Another improvement came in 1876, when the toe stop was
first patented. This provided skaters with the ability
to stop promptly upon tipping the skate onto the toe.
Toe stops are still used today on most quad skates and
on some types of inline skates.
Roller skates were being mass produced in America as early
as the 1880s, the sport's first of several boom periods.
Micajah C. Henley of Richmond, Indiana produced thousands
of skates every week during peak sales. Henley skates
were the first skate with adjustable tension via a screw,
the ancestor of the kingbolt mechanism on modern quad
skates.
In 1884 Levant M. Richardson received a patent for the
use of steel ball bearings in skate wheels so as to reduce
friction. This also allowed skaters to increase speed
with minimum effort. In 1898, Richardson started the Richardson
Ball Bearing and Skate Company, which provided skates
to most professional skate racers of the time, including
Harley Davidson (no relation to the Harley-Davidson motorcycle
brand). (Turner and Zaidman, 1997).
The design of the quad skate has remained essentially
unchanged since then, and in fact remained as the dominant
roller skate design until nearly the end of the 20th century.

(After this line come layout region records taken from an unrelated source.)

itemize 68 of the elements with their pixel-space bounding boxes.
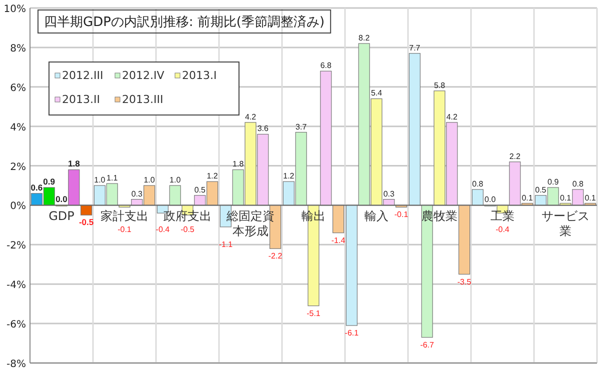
x-tick-label: GDP [48, 209, 74, 224]
y-tick-label: 6% [10, 82, 26, 94]
x-tick-label: 政府支出 [164, 209, 212, 224]
data-label: 0.8 [472, 179, 484, 188]
data-label: 5.8 [434, 80, 446, 90]
data-label: 0.0 [56, 194, 68, 204]
data-label: 1.0 [94, 176, 106, 184]
data-label: 1.8 [232, 160, 244, 169]
data-label: -0.1 [394, 210, 409, 220]
data-label: -0.4 [496, 225, 510, 234]
data-label: 0.9 [43, 176, 56, 186]
data-label: -6.7 [420, 340, 435, 350]
data-label: 0.6 [30, 182, 43, 192]
legend-label: 2013.III [122, 93, 164, 106]
data-label: 6.8 [320, 61, 332, 70]
data-label: 0.0 [484, 195, 496, 204]
x-tick-label: 工業 [490, 209, 514, 224]
data-label: 7.7 [409, 43, 421, 52]
text: 四半期GDPの内訳別推移: 前期比(季節調整済み) [44, 14, 325, 30]
data-label: 0.1 [522, 193, 534, 202]
data-label: 1.0 [144, 176, 156, 184]
data-label: 0.8 [572, 179, 584, 188]
y-tick-label: -2% [6, 240, 26, 252]
y-tick-label: -6% [6, 320, 26, 331]
data-label: 4.2 [446, 112, 458, 122]
legend-label: 2012.III [62, 69, 104, 82]
data-label: 3.7 [296, 122, 308, 132]
data-label: 4.2 [244, 112, 257, 122]
data-label: 1.2 [206, 172, 218, 181]
data-label: -0.5 [78, 217, 94, 228]
data-label: 1.2 [283, 172, 295, 181]
data-label: 0.3 [131, 189, 144, 198]
legend-label: 2013.I [182, 69, 217, 82]
x-tick-label: サービス業 [542, 209, 590, 238]
data-label: 0.5 [535, 185, 547, 194]
y-tick-label: 2% [10, 162, 26, 173]
x-tick-label: 農牧業 [422, 209, 458, 224]
data-label: -6.1 [344, 328, 360, 338]
data-label: -0.5 [180, 225, 195, 234]
data-label: 5.4 [370, 88, 383, 98]
y-tick-label: 0% [10, 201, 26, 212]
y-tick-label: -8% [6, 359, 26, 370]
data-label: 8.2 [358, 34, 370, 42]
data-label: -5.1 [306, 308, 321, 318]
x-tick-label: 家計支出 [100, 209, 148, 224]
data-label: -1.4 [331, 236, 346, 245]
legend-label: 2013.II [62, 93, 100, 106]
y-tick-label: 8% [10, 43, 26, 54]
data-label: 0.9 [548, 177, 560, 186]
data-label: 1.1 [106, 174, 118, 183]
data-label: 2.2 [509, 152, 522, 161]
legend-label: 2012.IV [122, 69, 165, 82]
data-label: 1.8 [68, 158, 80, 169]
y-tick-label: 4% [10, 122, 26, 134]
data-label: -3.5 [457, 277, 472, 286]
x-tick-label: 輸入 [364, 209, 388, 224]
data-label: 0.5 [194, 185, 206, 194]
data-label: -1.1 [218, 240, 234, 250]
data-label: 3.6 [257, 124, 270, 134]
y-tick-label: 10% [4, 4, 26, 15]
data-label: 0.1 [584, 193, 596, 202]
data-label: -2.2 [268, 252, 283, 261]
data-label: 1.0 [170, 176, 182, 184]
data-label: 0.1 [560, 193, 572, 202]
data-label: -0.1 [118, 225, 132, 234]
data-label: -0.4 [156, 225, 170, 234]
y-tick-label: -4% [6, 280, 26, 292]
data-label: 0.3 [383, 189, 396, 198]
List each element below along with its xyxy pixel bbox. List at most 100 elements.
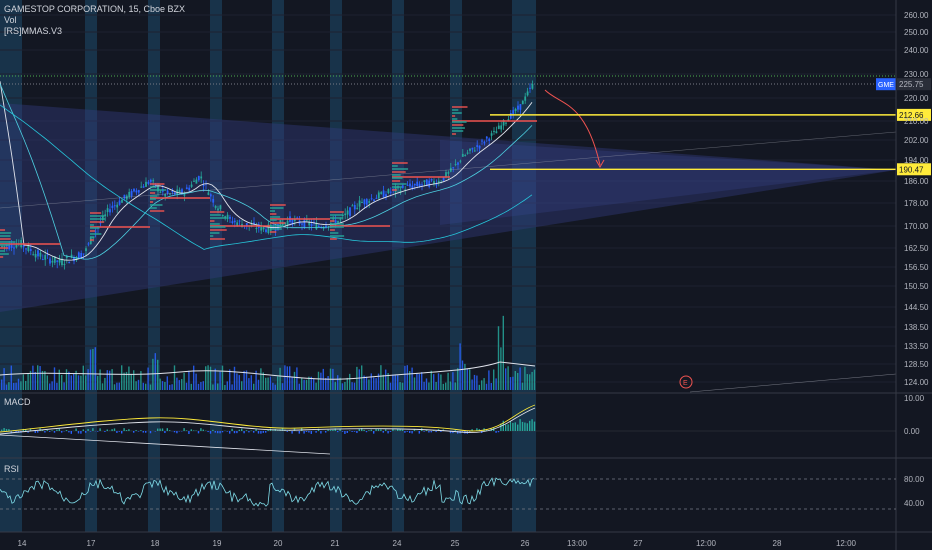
candle bbox=[461, 153, 464, 157]
macd-histogram-bar bbox=[401, 429, 404, 431]
macd-histogram-bar bbox=[39, 428, 41, 431]
volume-bar bbox=[341, 383, 344, 390]
candle bbox=[80, 253, 83, 259]
volume-bar bbox=[207, 365, 209, 390]
macd-histogram-bar bbox=[406, 431, 408, 432]
session-band-7 bbox=[450, 0, 462, 532]
candle bbox=[368, 201, 371, 203]
volume-profile-bar bbox=[0, 238, 11, 240]
volume-bar bbox=[53, 367, 56, 390]
macd-histogram-bar bbox=[44, 431, 46, 433]
candle bbox=[421, 184, 423, 186]
volume-bar bbox=[512, 376, 514, 390]
session-band-3 bbox=[210, 0, 222, 532]
candle bbox=[231, 221, 234, 224]
time-axis-tick: 28 bbox=[773, 539, 782, 548]
candle bbox=[133, 188, 135, 192]
macd-histogram-bar bbox=[41, 429, 44, 431]
macd-histogram-bar bbox=[308, 431, 310, 433]
volume-bar bbox=[313, 378, 315, 390]
volume-bar bbox=[68, 371, 70, 390]
candle bbox=[476, 145, 479, 148]
macd-histogram-bar bbox=[37, 431, 39, 433]
macd-histogram-bar bbox=[502, 420, 504, 431]
candle bbox=[365, 199, 368, 205]
candle bbox=[106, 208, 109, 213]
volume-bar bbox=[195, 373, 197, 390]
volume-bar bbox=[248, 378, 250, 390]
macd-histogram-bar bbox=[190, 429, 192, 431]
volume-bar bbox=[1, 379, 3, 390]
macd-histogram-bar bbox=[51, 430, 53, 431]
candle bbox=[495, 131, 498, 134]
volume-bar bbox=[200, 382, 202, 390]
volume-ma bbox=[0, 361, 536, 380]
volume-profile-bar bbox=[150, 207, 157, 209]
volume-bar bbox=[519, 367, 521, 390]
candle bbox=[22, 245, 25, 248]
candle bbox=[137, 190, 140, 193]
volume-bar bbox=[212, 384, 214, 390]
volume-bar bbox=[8, 382, 10, 390]
earnings-event-marker bbox=[679, 375, 693, 389]
volume-bar bbox=[320, 372, 322, 390]
candle bbox=[404, 189, 407, 191]
volume-bar bbox=[286, 366, 288, 390]
volume-bar bbox=[188, 370, 190, 390]
macd-histogram-bar bbox=[375, 428, 377, 431]
volume-profile-bar bbox=[330, 223, 344, 225]
macd-histogram-bar bbox=[370, 429, 372, 431]
macd-histogram-bar bbox=[507, 424, 509, 431]
candle bbox=[286, 220, 289, 226]
volume-profile-bar bbox=[270, 228, 282, 230]
macd-histogram-bar bbox=[212, 429, 214, 431]
candle bbox=[526, 91, 529, 96]
volume-profile-bar bbox=[392, 189, 397, 191]
candle bbox=[135, 190, 138, 193]
candle bbox=[63, 263, 66, 266]
macd-histogram-bar bbox=[202, 429, 204, 431]
candle bbox=[15, 244, 18, 248]
volume-bar bbox=[533, 369, 536, 390]
candle bbox=[500, 125, 503, 130]
volume-profile-bar bbox=[90, 221, 105, 223]
candle bbox=[245, 223, 248, 227]
candle bbox=[334, 220, 337, 225]
candle bbox=[101, 215, 104, 221]
macd-histogram-bar bbox=[61, 431, 63, 433]
candle bbox=[219, 205, 222, 209]
candle bbox=[49, 258, 51, 264]
projection-arrow bbox=[595, 159, 605, 169]
macd-histogram-bar bbox=[423, 431, 425, 432]
candle bbox=[339, 218, 342, 220]
volume-bar bbox=[44, 371, 46, 390]
volume-bar bbox=[159, 378, 161, 390]
volume-bar bbox=[358, 369, 360, 390]
macd-histogram-bar bbox=[339, 429, 341, 431]
macd-histogram-bar bbox=[123, 428, 125, 431]
candle bbox=[123, 194, 126, 199]
volume-bar bbox=[37, 365, 39, 390]
candle bbox=[229, 216, 231, 219]
time-axis-tick: 26 bbox=[521, 539, 530, 548]
candle bbox=[214, 205, 217, 208]
macd-histogram-bar bbox=[519, 419, 521, 431]
volume-profile-bar bbox=[150, 210, 165, 212]
candle bbox=[46, 254, 49, 256]
volume-bar bbox=[231, 384, 233, 390]
macd-histogram-bar bbox=[154, 431, 156, 432]
macd-histogram-bar bbox=[320, 431, 322, 434]
volume-bar bbox=[241, 381, 243, 390]
candle bbox=[3, 246, 6, 248]
volume-profile-bar bbox=[90, 239, 94, 241]
volume-bar bbox=[214, 368, 216, 390]
macd-histogram-bar bbox=[361, 428, 363, 431]
macd-histogram-bar bbox=[433, 430, 435, 431]
candle bbox=[490, 133, 493, 136]
volume-bar bbox=[61, 375, 63, 390]
macd-histogram-bar bbox=[399, 428, 401, 431]
candle bbox=[344, 213, 347, 216]
volume-bar bbox=[437, 373, 440, 390]
triangle-wedge bbox=[0, 103, 896, 312]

In 1979 Scott Olson and Brennan Olson of Minneapolis,
Minnesota came across a pair of inline skates created
in the 1960s by the Chicago Roller Skate Company and,
seeing the potential for off-ice hockey training, set
about redesigning the skates using modern materials and
attaching ice hockey boots. A few years later Scott Olson
began heavily promoting the skates and launched the company
Rollerblade, Inc.. During the late 1980s and early 1990s,
the Rollerblade-branded skates became so successful that
they inspired many other companies to create similar inline
skates, and the inline design became more popular than
the traditional quads. The Rollerblade skates became synonymous
in the minds of many with "inline skates" and skating,
so much so that many people came to incorrectly call any
form of skating "Rollerblading," though this is a misuse
of the company's trademark [1].
For much of the 1980s and into the 1990s, inline skate
models typically sold for general public use employed
a hard plastic boot, similar to ski boots. In or about
1995, "soft boot" designs were introduced to the market,
primarily by the sporting goods firm K2 Inc., and promoted
for use as fitness skates. Other companies quickly followed,
and by the early 2000s the use of hard shell skates became
primarily limited to the aggressive skating discipline.
The single-wheel "quintessence skate" [2] was made in
1988 by Miyshael F. Gailson of Caples Lake Resort, California,
for the purpose of cross-country ski skating and telemark
skiing training. Other skate designs have been experimented
with over the years, including two wheeled (heel and toe)
inline skates, but the vast majority of skates on the
market today are either quad or standard inline design.